I would say that this is an implementation detail for what is concerning the real structure of the storage on disk.
In practice you are given a certain amount of space per origin (usually 5MiB, to check the actual storage you can use this test tool linked in the MDN documentations) and you can store data (both in terms of keys and values) as long as you don't exceed that size, as shown in a previous answer. So yes the keys are included in the storage quota.
As it points out in the test tool I included, chars are actually UTF-16 so they takes up 2 bytes of your storage quota.
Also note that the storage stores strings, this means that if you put a large float as key or value you are not storing it in its binary format but as strings!

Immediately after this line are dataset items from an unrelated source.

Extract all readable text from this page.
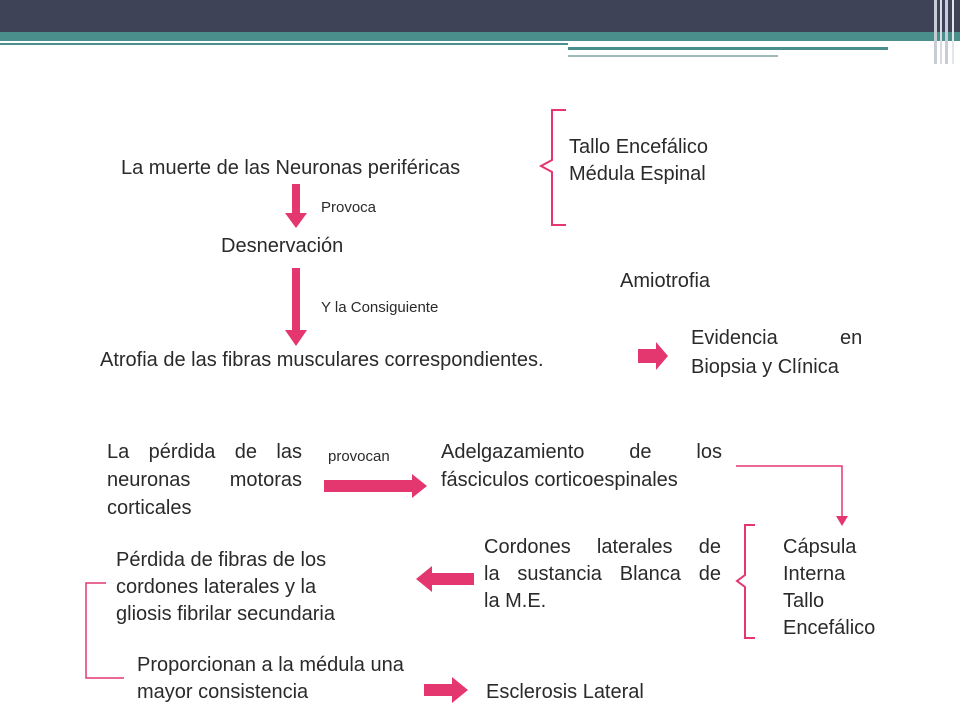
La muerte de las Neuronas periféricas
Tallo Encefálico
Médula Espinal
Provoca
Desnervación
Amiotrofia
Y la Consiguiente
Atrofia de las fibras musculares correspondientes.
Evidencia	en
Biopsia y Clínica
La pérdida de las
neuronas motoras
corticales
provocan	Adelgazamiento de los
fásciculos corticoespinales
Cápsula
Interna
Tallo
Encefálico
Cordones laterales de
la sustancia Blanca de
la M.E.
Pérdida de fibras de los
cordones laterales y la
gliosis fibrilar secundaria
Proporcionan a la médula una
mayor consistencia	Esclerosis Lateral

// These takes up the same space
localStorage.setItem("a", 123);
localStorage.setItem("a", "123");
In fact if you try to do typeof of the following you get string
in both cases
localStorage.setItem("123", "");
localStorage.setItem(123, "");
typeof localStorage.key(0); // returns "string"
typeof localStorage.key(1); // returns "string" as well
As for the second part, in terms of storage this
localStorage.setItem("k","");
localStorage.setItem("o","");
localStorage.setItem("h","");
should take 3 chars of storage from your quota, that is 3 * 2 bytes if using UTF-16 or 3 bytes if using UTF-8.